6. The hydrated crystalline polynuclear metal complex of claim 5, wherein the hydrated polynuclear metal complex is [(ZnCl2)3(tpt)2]n·(H2O)1.5.

7. The hydrated crystalline polynuclear metal complex of any of the preceding claims, wherein the hydrated polynuclear metal complex has a porous structure.

8. The hydrated crystalline polynuclear metal complex of any of the preceding claims, wherein X is a halogen selected from the group consisting of Cl, and I.

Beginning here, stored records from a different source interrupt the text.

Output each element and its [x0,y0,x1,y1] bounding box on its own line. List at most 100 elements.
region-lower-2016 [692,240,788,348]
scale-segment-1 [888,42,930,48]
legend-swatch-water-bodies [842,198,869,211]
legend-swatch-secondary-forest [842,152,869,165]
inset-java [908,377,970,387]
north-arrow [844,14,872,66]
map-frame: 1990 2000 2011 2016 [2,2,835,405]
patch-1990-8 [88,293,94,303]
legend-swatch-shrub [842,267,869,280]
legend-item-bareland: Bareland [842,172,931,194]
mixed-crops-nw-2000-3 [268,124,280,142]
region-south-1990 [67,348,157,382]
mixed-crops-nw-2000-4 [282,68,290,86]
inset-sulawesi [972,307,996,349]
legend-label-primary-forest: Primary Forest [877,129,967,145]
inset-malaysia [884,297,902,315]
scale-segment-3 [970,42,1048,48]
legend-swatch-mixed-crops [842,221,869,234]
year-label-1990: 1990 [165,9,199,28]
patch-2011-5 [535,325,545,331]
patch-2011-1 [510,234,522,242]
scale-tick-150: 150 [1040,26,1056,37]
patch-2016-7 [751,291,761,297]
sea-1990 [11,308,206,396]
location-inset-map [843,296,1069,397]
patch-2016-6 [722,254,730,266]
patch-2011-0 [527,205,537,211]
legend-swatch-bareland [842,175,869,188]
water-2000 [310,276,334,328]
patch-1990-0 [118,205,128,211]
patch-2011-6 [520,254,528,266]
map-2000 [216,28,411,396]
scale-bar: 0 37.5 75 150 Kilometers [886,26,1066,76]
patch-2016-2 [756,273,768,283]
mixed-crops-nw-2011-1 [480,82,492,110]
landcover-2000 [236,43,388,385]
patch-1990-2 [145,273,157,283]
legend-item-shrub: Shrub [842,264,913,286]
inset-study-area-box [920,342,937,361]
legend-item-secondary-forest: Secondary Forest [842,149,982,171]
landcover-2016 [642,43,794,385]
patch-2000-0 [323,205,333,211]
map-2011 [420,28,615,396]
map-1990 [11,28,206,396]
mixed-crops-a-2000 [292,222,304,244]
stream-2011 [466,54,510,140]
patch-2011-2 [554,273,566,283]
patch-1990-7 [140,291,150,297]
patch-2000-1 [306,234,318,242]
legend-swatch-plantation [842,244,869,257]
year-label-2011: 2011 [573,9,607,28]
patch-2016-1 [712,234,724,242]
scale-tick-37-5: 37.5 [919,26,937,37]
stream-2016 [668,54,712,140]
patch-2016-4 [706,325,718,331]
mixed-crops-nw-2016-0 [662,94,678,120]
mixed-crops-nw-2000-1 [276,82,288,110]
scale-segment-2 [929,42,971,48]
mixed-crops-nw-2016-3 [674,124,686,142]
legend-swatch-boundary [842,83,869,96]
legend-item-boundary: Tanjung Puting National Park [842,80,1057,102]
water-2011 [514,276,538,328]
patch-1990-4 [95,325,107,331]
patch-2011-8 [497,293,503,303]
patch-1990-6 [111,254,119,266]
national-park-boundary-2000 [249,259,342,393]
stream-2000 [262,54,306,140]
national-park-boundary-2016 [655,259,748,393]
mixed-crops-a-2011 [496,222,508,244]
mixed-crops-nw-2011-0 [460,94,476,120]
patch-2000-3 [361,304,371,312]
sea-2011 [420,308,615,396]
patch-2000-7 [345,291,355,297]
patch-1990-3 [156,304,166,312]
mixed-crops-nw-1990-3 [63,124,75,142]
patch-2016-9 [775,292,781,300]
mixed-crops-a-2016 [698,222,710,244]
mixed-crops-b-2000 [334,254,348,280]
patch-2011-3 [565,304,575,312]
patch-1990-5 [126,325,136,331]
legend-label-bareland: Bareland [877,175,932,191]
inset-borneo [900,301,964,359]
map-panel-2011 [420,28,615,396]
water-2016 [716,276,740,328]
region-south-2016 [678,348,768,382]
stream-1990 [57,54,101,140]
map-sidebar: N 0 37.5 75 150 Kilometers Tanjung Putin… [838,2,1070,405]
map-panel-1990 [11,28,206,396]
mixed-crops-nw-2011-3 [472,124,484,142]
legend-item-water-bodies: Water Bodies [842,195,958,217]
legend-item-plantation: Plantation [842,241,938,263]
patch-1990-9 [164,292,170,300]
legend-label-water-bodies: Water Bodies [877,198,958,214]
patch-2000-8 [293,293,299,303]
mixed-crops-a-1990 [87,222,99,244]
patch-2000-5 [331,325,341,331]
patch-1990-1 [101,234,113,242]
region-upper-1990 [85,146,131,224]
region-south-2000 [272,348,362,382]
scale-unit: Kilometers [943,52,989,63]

9. The hydrated crystalline polynuclear metal complex of any one of the preceding claims, wherein the hydrated polynuclear complex is obtained by a method comprising the steps of:

a) layering a volume of a lower alcohol onto a solution of ligand L in a mixture of an organic (nonpolar) solvent and the lower alcohol,

b) layering onto the volume of methanol of step a) a solution of MX2 in a mixture of the lower alcohol and water,

c) obtaining a crystalline material after maintaining the solution obtained in step b) for a period of 1 to 10 days, preferably 3 to 7 days, at a temperature of 15° C. to 40° C., preferably at 20° C. to 30° C., and

d) washing the crystalline material of step c) with an organic (nonpolar) solvent.

10. The hydrated crystalline polynuclear metal complex of claim 7, wherein when X is Br the solution of ligand L does not contain nitrobenzene.

11. The hydrated crystalline polynuclear metal complex of any one of claim 9 or 10, wherein the ligand L is 2,4,6-tris(4-pyridyl)-1,3,5-triazine (tpt) and MX2 is ZnCl2.

12. The hydrated crystalline polynuclear metal complex of any one of claims 9 to 11, wherein the mixture of lower alcohol/water is a mixture of methanol and water at a volume ratio of 20:3.

13. The hydrated crystalline polynuclear metal complex of any one of claims 9 to 12, wherein the mixture of the organic (nonpolar) solvent and lower alcohol is a mixture of CHCl3 and methanol at a volume ratio of 19:1.

14. The hydrated crystalline polynuclear metal complex of any one of claims 9 to 13, wherein the volume ratio of the solution of ligand L in a mixture of CHCl3/methanol to the volume of methanol to the solution of MX2 in a mixture of methanol/water is 25:2:3.

15. A method of producing a crystal structure analysis sample, comprising bringing the hydrated single crystal polynuclear metal complex according to any one of claims 1 to 14 into contact with an analysis target compound (analyte) containing solution to arrange molecules of an analyte in the pores and/or voids of the hydrated single crystal polynuclear metal complex in an ordered manner.

16. A method for determining a molecular structure of an analysis target compound, comprising performing crystal structure analysis using a crystal structure analysis sample obtained by a method for producing the crystal structure analysis sample according to claim 15.

17. A method of preparing a hydrated crystalline polynuclear metal complex comprising the steps of:

a) layering a volume of methanol onto a solution of ligand L in a mixture of an organic (nonpolar) solvent and a lower alcohol,

b) layering onto the volume of the lower alcohol of step a) a solution of MX2 in a mixture of the lower alcohol and water,

c) obtaining a crystalline material after maintaining the solution obtained in step b) for a period of 1 to 10 days, preferably 3 to 7 days at a temperature of 15° C. to 40° C., preferably at 20° C. to 30° C., and

d) washing the crystalline material of step c) with an organic (nonpolar) solvent.